The latest CIPS PMI construction data points to a reversal in fortunes for the sector as total industry activity in the UK decreased for the first time in three months and at the fastest pace since May 2020.

All three main segments of construction work posted a reduction in business activity, led by a steep  and accelerated fall in house building.

Residential work was by far the worst-performing area of construction output during September, followed by civil engineering activity.

Aside from the pandemic, the latest fall in housing activity was the steepest since April 2009. Survey respondents widely commented on cutbacks to house building projects amid rising borrowing costs and weak demand conditions.

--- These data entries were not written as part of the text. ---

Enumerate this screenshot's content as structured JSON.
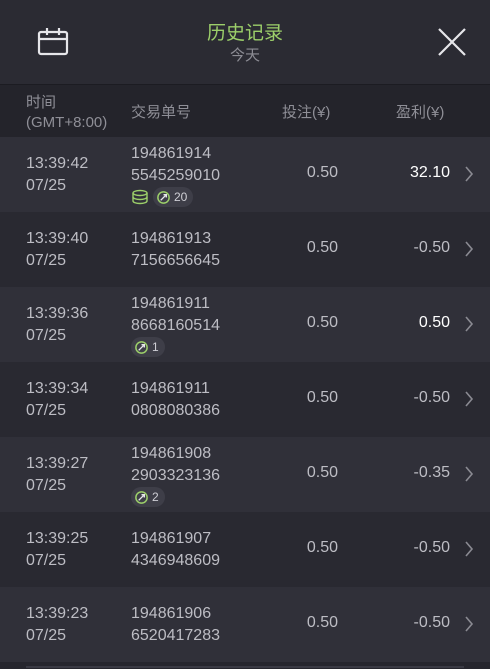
{
  "header": {
    "title": "历史记录",
    "subtitle": "今天",
    "calendar_icon": "calendar-icon",
    "close_icon": "close-icon"
  },
  "columns": {
    "time_line1": "时间",
    "time_line2": "(GMT+8:00)",
    "txn_id": "交易单号",
    "bet": "投注(¥)",
    "profit": "盈利(¥)"
  },
  "colors": {
    "title": "#9ccf6a",
    "row_odd": "#303039",
    "row_even": "#292931",
    "positive_profit": "#ffffff"
  },
  "rows": [
    {
      "time": "13:39:42",
      "date": "07/25",
      "id1": "194861914",
      "id2": "5545259010",
      "bet": "0.50",
      "profit": "32.10",
      "positive": true,
      "coins": true,
      "badge": "20"
    },
    {
      "time": "13:39:40",
      "date": "07/25",
      "id1": "194861913",
      "id2": "7156656645",
      "bet": "0.50",
      "profit": "-0.50",
      "positive": false,
      "coins": false,
      "badge": ""
    },
    {
      "time": "13:39:36",
      "date": "07/25",
      "id1": "194861911",
      "id2": "8668160514",
      "bet": "0.50",
      "profit": "0.50",
      "positive": true,
      "coins": false,
      "badge": "1"
    },
    {
      "time": "13:39:34",
      "date": "07/25",
      "id1": "194861911",
      "id2": "0808080386",
      "bet": "0.50",
      "profit": "-0.50",
      "positive": false,
      "coins": false,
      "badge": ""
    },
    {
      "time": "13:39:27",
      "date": "07/25",
      "id1": "194861908",
      "id2": "2903323136",
      "bet": "0.50",
      "profit": "-0.35",
      "positive": false,
      "coins": false,
      "badge": "2"
    },
    {
      "time": "13:39:25",
      "date": "07/25",
      "id1": "194861907",
      "id2": "4346948609",
      "bet": "0.50",
      "profit": "-0.50",
      "positive": false,
      "coins": false,
      "badge": ""
    },
    {
      "time": "13:39:23",
      "date": "07/25",
      "id1": "194861906",
      "id2": "6520417283",
      "bet": "0.50",
      "profit": "-0.50",
      "positive": false,
      "coins": false,
      "badge": ""
    }
  ]
}
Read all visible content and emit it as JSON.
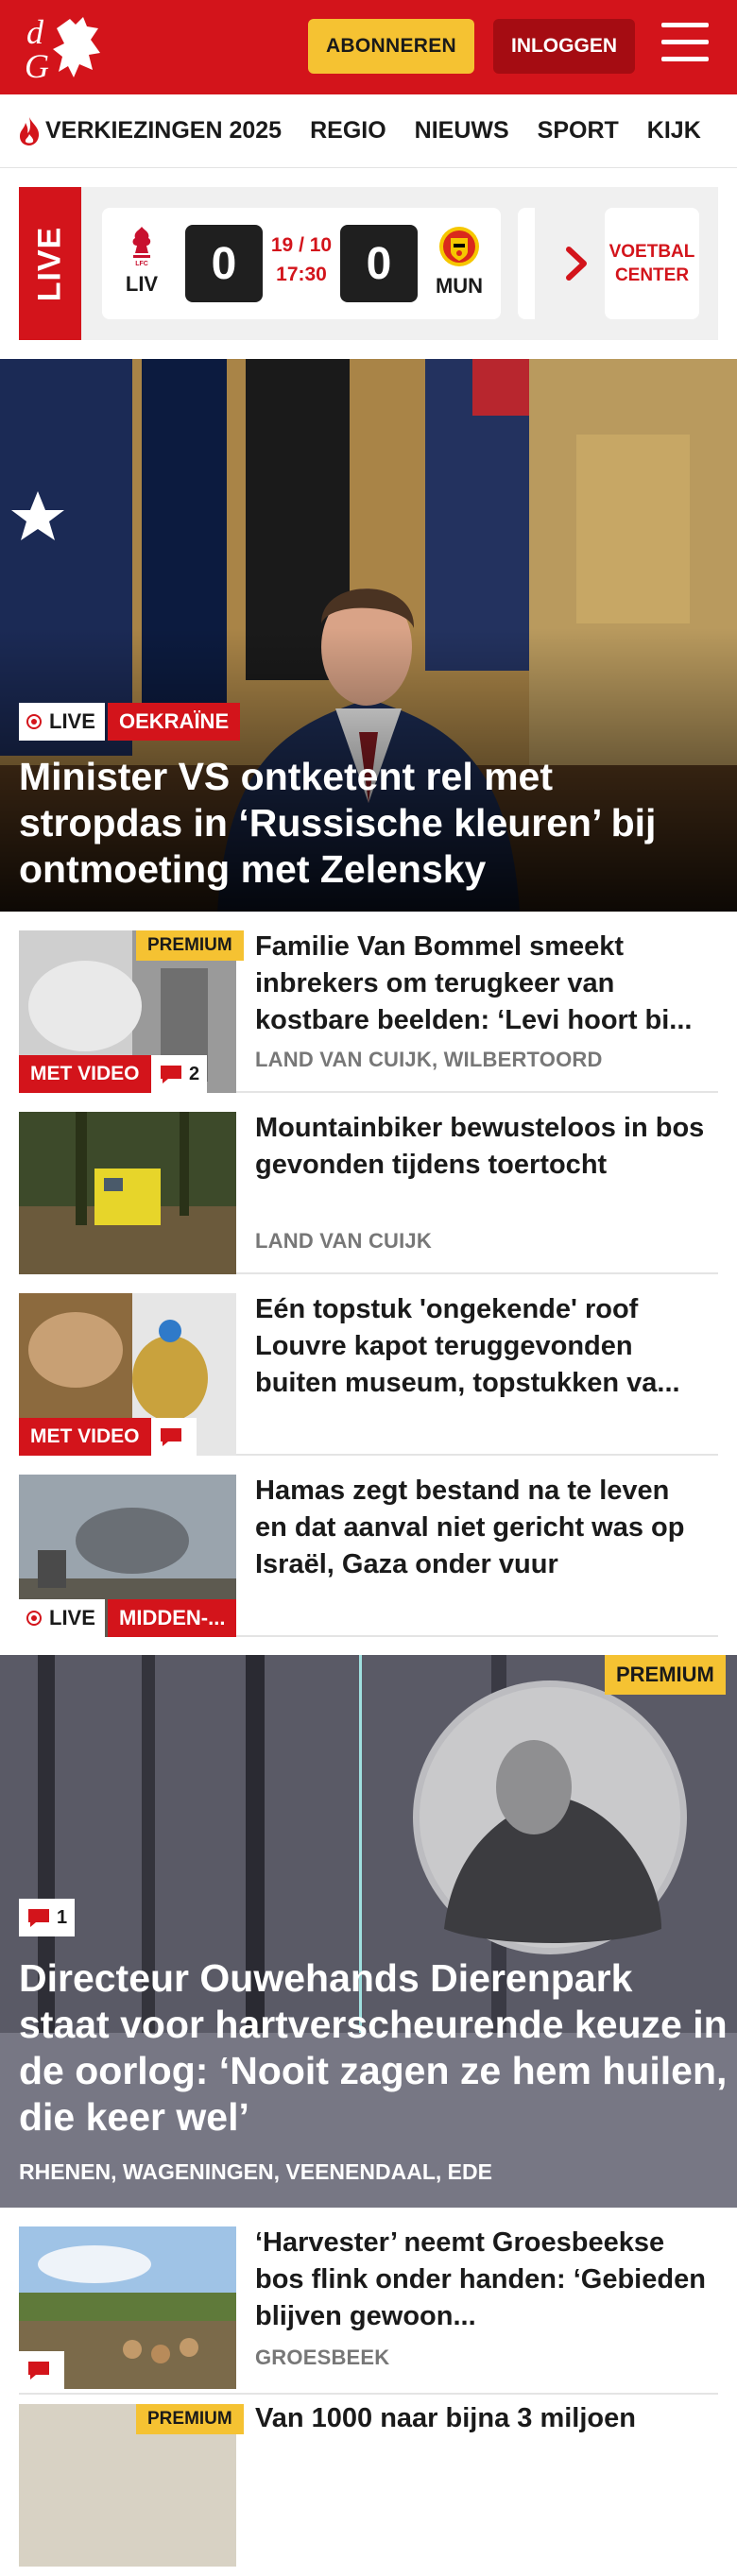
{
  "header": {
    "logo_text": "dG",
    "subscribe_label": "ABONNEREN",
    "login_label": "INLOGGEN",
    "menu_icon": "hamburger-menu-icon"
  },
  "nav": {
    "items": [
      {
        "label": "VERKIEZINGEN 2025",
        "icon": "flame-icon"
      },
      {
        "label": "REGIO"
      },
      {
        "label": "NIEUWS"
      },
      {
        "label": "SPORT"
      },
      {
        "label": "KIJK"
      }
    ]
  },
  "live_bar": {
    "label": "LIVE",
    "match": {
      "home": "LIV",
      "home_score": "0",
      "date": "19 / 10",
      "time": "17:30",
      "away_score": "0",
      "away": "MUN"
    },
    "link_label_1": "VOETBAL",
    "link_label_2": "CENTER"
  },
  "hero": {
    "live_label": "LIVE",
    "category": "OEKRAÏNE",
    "title": "Minister VS ontketent rel met stropdas in ‘Russische kleuren’ bij ontmoeting met Zelensky"
  },
  "articles": [
    {
      "title": "Familie Van Bommel smeekt inbrekers om terugkeer van kostbare beelden: ‘Levi hoort bi...",
      "location": "LAND VAN CUIJK, WILBERTOORD",
      "premium": "PREMIUM",
      "video": "MET VIDEO",
      "comments": "2"
    },
    {
      "title": "Mountainbiker bewusteloos in bos gevonden tijdens toertocht",
      "location": "LAND VAN CUIJK"
    },
    {
      "title": "Eén topstuk 'ongekende' roof Louvre kapot teruggevonden buiten museum, topstukken va...",
      "location": "",
      "video": "MET VIDEO",
      "comments": ""
    },
    {
      "title": "Hamas zegt bestand na te leven en dat aanval niet gericht was op Israël, Gaza onder vuur",
      "location": "",
      "live": "LIVE",
      "category": "MIDDEN-..."
    }
  ],
  "feature": {
    "premium": "PREMIUM",
    "comments": "1",
    "title": "Directeur Ouwehands Dierenpark staat voor hartverscheurende keuze in de oorlog: ‘Nooit zagen ze hem huilen, die keer wel’",
    "location": "RHENEN, WAGENINGEN, VEENENDAAL, EDE"
  },
  "more_articles": [
    {
      "title": "‘Harvester’ neemt Groesbeekse bos flink onder handen: ‘Gebieden blijven gewoon...",
      "location": "GROESBEEK",
      "comments": ""
    },
    {
      "premium": "PREMIUM",
      "title": "Van 1000 naar bijna 3 miljoen"
    }
  ],
  "colors": {
    "brand_red": "#d3141b",
    "accent_yellow": "#f5c232",
    "dark_red": "#a50c12"
  }
}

Beard Construction finance director Fraser Johns says the continued downturn in housebuilding amid low demand and higher borrowing costs is once again having a significant impact on the wider industry picture.

He comments:

“There’s no question many will be encouraged by the continued easing of inflation and the news of a hold on interest rates. However, we cannot escape the fact that there is still much volatility in the sector and in the wider economy. After months of propping up the industry, commercial construction has shown it’s not immune from macro pressures.”

Johns adds that for those contractors facing real pressure, now is the time to take advantage of the breathing space offered by a drop in activity to get all ducks in a row and evaluate where efforts are best placed – particularly those with a focus on residential development.

Yesterday, MFG reported that according to data from Glenigan, residential construction-starts in September decreased 10% on the preceding three months and had fallen back 26% on 2022 figures.